Had a conversation this am on Twitter with a couple friends about innovation and Yahoo!. Two words that, you may notice, rarely occur in the same sentence these days.
Their premise: Yahoo! is arrogantly mismanaged and misses opportunities to lead by, for example, opening an API that would allow developers to innovate on Yahoo! Groups by adding new features.
My premise: you are who you sell to. In health, you are what you eat. You can’t work off a breakfast of Twinkies and three helpings of macaroni and cheese for supper at the gym. In business, you are who you sell to. If your customers are cutting-edge, you are too..or you go out of business. If your customers are late majority or laggards in the technology adoption lifecycle model, you’ll find your management team adopting their characteristics.
In some businesses that works. If I more to Fort Worth, Texas and open a western wear store, I’ll probably wear boots. Showing up in an Armani suit and Gucci loafers wouldn’t be the best choice.
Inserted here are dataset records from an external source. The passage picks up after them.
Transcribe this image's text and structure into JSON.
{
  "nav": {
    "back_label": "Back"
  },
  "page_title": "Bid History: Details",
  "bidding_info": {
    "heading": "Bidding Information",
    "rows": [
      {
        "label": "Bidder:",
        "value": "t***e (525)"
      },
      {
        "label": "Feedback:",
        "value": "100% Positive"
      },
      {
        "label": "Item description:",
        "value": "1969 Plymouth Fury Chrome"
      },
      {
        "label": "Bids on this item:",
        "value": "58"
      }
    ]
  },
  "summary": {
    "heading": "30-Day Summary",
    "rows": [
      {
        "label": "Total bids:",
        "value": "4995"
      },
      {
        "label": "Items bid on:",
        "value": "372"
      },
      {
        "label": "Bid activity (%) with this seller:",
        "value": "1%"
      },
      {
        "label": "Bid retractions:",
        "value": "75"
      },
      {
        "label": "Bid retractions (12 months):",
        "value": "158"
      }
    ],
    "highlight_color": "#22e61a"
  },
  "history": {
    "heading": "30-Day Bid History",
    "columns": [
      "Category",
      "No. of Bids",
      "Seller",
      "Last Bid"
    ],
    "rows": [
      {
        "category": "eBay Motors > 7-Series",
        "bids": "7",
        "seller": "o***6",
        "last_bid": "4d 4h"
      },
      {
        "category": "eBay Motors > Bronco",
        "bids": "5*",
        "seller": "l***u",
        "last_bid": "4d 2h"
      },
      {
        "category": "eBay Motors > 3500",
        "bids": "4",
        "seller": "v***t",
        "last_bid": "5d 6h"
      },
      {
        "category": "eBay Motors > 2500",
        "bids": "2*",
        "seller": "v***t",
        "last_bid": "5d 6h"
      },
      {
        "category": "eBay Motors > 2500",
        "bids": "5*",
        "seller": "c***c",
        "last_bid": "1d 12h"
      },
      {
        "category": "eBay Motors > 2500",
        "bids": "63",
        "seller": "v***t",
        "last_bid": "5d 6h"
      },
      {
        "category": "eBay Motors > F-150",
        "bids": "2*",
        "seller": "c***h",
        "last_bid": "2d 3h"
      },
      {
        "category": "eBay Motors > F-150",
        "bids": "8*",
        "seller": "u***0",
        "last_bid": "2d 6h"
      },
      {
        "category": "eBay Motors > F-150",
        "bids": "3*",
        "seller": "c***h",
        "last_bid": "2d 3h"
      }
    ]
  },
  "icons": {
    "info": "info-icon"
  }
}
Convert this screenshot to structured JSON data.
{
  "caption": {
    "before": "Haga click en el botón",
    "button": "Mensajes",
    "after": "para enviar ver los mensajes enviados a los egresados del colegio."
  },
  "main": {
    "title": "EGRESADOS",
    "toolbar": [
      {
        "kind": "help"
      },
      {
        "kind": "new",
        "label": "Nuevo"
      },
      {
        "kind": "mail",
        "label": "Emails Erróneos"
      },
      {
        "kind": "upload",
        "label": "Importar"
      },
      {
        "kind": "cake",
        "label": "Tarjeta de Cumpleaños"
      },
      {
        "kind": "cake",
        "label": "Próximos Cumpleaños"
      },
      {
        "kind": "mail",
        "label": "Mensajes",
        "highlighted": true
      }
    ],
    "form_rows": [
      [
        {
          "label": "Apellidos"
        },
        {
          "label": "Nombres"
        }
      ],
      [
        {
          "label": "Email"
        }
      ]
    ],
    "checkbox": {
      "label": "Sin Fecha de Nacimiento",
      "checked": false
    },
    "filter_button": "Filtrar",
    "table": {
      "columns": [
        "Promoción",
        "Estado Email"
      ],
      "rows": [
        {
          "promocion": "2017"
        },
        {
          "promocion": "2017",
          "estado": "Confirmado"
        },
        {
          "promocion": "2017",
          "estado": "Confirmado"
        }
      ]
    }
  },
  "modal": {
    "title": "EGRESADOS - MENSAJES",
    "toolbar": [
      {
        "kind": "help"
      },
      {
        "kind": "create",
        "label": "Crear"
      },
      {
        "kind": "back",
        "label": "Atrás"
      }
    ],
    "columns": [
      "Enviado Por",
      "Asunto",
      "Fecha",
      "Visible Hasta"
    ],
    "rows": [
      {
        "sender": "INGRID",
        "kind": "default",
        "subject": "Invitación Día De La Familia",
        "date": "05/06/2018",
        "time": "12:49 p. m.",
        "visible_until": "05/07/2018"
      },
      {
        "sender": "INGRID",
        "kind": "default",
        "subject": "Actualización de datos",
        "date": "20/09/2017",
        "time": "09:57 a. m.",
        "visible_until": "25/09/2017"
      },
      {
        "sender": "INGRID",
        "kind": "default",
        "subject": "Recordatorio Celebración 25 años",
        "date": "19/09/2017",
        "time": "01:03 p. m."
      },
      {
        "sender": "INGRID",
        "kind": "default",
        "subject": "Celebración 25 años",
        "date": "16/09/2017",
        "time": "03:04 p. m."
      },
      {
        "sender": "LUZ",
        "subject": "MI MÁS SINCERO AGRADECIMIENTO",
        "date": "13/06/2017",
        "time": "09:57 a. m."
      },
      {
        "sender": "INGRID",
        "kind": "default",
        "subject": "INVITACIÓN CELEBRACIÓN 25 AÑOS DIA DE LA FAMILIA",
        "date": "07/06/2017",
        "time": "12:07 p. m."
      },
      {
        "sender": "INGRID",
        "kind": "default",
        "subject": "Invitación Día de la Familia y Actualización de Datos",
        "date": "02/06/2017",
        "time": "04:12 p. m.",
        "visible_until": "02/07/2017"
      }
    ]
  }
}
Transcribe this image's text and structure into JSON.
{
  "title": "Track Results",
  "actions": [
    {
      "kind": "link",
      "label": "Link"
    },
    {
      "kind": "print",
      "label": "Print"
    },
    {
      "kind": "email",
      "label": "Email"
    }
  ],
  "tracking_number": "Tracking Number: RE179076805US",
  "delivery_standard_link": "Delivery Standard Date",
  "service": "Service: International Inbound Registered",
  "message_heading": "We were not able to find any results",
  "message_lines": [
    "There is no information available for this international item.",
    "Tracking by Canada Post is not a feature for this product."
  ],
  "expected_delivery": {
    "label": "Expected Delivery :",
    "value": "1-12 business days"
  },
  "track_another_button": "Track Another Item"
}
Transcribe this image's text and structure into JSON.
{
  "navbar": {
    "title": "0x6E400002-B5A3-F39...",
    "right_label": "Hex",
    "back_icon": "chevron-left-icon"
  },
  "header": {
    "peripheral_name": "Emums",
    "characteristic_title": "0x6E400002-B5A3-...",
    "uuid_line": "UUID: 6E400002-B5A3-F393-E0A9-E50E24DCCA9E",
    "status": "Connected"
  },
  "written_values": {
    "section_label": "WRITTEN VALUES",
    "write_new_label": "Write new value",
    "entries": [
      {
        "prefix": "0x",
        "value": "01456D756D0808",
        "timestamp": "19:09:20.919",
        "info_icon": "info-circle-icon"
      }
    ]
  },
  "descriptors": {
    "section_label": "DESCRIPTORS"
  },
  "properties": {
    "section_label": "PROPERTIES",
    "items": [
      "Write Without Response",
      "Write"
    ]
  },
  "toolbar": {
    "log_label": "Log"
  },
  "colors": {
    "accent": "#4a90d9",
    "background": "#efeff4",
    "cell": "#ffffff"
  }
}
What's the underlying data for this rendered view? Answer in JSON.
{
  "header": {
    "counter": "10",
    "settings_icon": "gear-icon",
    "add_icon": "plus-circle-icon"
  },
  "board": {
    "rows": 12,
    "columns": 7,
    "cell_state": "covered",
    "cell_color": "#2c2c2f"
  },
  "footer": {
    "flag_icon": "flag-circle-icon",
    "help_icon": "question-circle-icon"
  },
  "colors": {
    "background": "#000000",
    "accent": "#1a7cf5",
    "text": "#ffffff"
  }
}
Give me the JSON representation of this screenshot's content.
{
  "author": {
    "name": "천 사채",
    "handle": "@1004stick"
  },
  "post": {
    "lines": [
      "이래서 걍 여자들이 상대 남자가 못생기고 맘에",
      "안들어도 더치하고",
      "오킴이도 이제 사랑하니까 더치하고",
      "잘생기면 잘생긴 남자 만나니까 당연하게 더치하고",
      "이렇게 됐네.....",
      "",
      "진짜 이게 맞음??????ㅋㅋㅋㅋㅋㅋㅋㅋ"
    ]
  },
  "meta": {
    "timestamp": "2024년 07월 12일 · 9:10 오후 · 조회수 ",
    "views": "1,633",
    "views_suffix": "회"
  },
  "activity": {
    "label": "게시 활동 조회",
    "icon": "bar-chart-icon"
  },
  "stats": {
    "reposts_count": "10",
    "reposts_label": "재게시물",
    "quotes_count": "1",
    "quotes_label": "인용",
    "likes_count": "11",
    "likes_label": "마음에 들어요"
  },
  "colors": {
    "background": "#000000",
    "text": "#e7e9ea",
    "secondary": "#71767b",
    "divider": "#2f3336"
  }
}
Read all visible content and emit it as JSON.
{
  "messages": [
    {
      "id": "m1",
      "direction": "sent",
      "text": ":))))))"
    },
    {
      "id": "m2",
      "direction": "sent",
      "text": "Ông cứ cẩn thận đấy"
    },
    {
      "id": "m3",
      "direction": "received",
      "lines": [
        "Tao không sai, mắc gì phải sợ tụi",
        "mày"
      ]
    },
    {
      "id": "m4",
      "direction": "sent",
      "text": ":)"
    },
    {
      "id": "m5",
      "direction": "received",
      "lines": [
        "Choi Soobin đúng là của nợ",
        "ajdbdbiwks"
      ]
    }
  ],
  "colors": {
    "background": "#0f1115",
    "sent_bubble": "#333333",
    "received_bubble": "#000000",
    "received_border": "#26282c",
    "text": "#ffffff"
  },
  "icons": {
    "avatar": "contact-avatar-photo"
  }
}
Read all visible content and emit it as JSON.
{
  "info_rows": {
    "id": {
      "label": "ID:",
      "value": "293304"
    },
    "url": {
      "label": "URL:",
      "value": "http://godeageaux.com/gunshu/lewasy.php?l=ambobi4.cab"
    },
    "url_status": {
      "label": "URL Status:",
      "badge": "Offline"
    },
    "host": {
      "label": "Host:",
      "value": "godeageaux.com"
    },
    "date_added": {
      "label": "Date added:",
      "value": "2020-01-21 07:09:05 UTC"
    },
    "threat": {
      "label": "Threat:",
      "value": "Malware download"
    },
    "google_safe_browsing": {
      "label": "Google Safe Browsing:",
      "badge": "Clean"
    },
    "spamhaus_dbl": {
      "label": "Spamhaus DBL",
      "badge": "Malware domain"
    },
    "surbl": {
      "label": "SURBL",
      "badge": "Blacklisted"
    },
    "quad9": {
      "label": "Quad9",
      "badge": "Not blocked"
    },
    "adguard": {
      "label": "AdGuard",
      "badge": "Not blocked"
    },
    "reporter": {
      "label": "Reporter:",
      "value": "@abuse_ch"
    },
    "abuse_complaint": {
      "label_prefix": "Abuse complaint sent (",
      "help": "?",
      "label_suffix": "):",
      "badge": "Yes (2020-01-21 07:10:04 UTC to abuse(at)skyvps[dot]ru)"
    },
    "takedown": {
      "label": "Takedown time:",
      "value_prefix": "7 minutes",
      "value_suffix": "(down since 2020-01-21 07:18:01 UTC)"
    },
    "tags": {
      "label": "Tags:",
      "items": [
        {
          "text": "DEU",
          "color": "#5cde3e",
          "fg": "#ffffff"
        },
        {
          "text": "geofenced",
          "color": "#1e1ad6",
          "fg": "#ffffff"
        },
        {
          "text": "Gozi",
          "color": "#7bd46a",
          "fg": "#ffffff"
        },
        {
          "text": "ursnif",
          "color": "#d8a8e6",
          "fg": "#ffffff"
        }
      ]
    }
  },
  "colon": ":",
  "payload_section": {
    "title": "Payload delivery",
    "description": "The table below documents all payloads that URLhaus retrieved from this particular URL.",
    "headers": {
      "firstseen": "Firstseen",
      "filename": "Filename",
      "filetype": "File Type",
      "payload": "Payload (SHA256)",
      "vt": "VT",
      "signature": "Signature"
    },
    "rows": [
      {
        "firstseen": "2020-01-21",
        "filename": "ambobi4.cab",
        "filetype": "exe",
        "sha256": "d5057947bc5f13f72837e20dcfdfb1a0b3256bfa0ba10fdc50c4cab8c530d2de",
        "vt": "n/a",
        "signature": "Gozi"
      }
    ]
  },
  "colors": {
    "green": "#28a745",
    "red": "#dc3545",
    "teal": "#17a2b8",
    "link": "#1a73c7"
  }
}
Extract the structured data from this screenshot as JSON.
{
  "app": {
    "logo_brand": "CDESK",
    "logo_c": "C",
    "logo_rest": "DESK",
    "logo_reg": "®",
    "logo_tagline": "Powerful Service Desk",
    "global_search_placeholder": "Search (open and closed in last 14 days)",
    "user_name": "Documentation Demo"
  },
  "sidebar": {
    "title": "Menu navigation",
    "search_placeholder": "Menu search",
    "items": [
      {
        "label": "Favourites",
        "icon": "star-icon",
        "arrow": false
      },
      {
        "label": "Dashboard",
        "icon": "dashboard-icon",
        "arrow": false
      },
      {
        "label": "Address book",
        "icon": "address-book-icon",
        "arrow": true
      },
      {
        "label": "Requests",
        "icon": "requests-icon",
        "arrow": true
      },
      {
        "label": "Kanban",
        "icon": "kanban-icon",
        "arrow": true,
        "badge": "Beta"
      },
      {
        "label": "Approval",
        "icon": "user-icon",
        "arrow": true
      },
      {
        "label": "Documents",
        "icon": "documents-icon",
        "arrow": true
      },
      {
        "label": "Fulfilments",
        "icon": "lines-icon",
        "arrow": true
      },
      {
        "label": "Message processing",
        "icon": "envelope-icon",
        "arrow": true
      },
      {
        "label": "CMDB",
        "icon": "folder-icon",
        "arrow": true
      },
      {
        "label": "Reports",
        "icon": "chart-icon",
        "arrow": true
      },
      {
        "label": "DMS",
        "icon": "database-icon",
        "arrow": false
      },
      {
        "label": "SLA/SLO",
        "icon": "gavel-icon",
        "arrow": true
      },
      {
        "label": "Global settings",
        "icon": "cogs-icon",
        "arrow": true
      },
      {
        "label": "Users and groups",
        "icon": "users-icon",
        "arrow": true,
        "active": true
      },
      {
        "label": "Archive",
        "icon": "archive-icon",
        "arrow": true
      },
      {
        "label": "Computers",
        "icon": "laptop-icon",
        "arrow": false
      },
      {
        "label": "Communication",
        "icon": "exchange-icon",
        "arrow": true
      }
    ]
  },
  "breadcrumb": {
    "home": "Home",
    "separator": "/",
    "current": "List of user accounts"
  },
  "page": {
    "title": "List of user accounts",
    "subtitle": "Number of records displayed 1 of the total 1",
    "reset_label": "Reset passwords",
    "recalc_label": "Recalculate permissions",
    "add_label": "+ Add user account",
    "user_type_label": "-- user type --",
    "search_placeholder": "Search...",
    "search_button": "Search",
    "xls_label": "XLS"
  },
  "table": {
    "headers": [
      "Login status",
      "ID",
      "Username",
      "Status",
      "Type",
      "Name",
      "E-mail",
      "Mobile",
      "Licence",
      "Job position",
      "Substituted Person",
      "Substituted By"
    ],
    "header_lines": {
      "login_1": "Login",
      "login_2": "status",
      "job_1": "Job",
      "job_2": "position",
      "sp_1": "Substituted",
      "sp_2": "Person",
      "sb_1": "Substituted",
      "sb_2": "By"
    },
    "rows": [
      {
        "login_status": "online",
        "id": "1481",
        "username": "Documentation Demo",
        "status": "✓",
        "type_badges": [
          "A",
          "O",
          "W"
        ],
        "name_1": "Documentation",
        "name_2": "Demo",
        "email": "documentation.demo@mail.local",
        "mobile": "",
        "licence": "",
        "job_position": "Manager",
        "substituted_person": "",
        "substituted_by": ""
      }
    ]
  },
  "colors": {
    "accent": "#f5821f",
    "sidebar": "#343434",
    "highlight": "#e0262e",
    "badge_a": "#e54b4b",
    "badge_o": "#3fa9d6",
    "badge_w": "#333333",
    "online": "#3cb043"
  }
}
In technology businesses that can be a problem – or not. When I was at Dell we soundly beat Gateway based in part on their decision to target the first-time PC buyer. Those (at the time) late adopter customers were more risk-averse and required a lot more handholding than our customers. So our service and support costs were lower. Is it a coincidence that they were always slower to adopt the newest graphics chipset or other innovation? Is Yahoo! constrained in its ability to innovate by an innovation-averse customer base? Would their customers welcome innovation, or be confused or put off by it?
[I’ll think about it while I log into Facebook. Wow, look at all the complaints about the latest minor interface change! “Every change makes Facebook worse,” reads one. Sounds a lot like an old-timer railing against the kids on his lawn and the music on the radio. Or a late adopter – and, as we know, those people have all flocked to Facebook and taken it as their own.]
Yahoo! might have done better had they decided to embrace their customers’ non-leading-edge identity (just as I’d embrace Fort Worth by wearing boots if I moved there to sell western wear). Jupiter Jack has embraced their customers’ low-tech identity. I’d never buy one, but I find their positioning as “hands-free calling for people who have never heard of Bluetooth” smart. They know who their customers are and aren’t and know how to think like those customers. And they know to innovate only in ways those customers care about, understand and appreciate.
Yahoo!’s in a tougher place. Their Groups customers are leaving for Facebook Groups and, now, the revised Google Groups. Google Groups used to look and feel pretty much like old Usenet. Why was Google able to change their interface while Yahoo! can’t? I’d argue because Google has acquired customers willing to change and trained them to accept more changes. Yahoo! has actively targeted late adopters. If you disagree, look at Yahoo! stores. If that’s not Jupiter Jack for small business, I don’t know what is.
You don’t have to be leading edge. It’s fine to be Jupiter Jack. But when your customers want you to be Jupiter Jack and the market judges you as an entrant in the Bluetooth Innovation World Cup, you’ve got a problem to solve. And it starts with deciding who you want to be.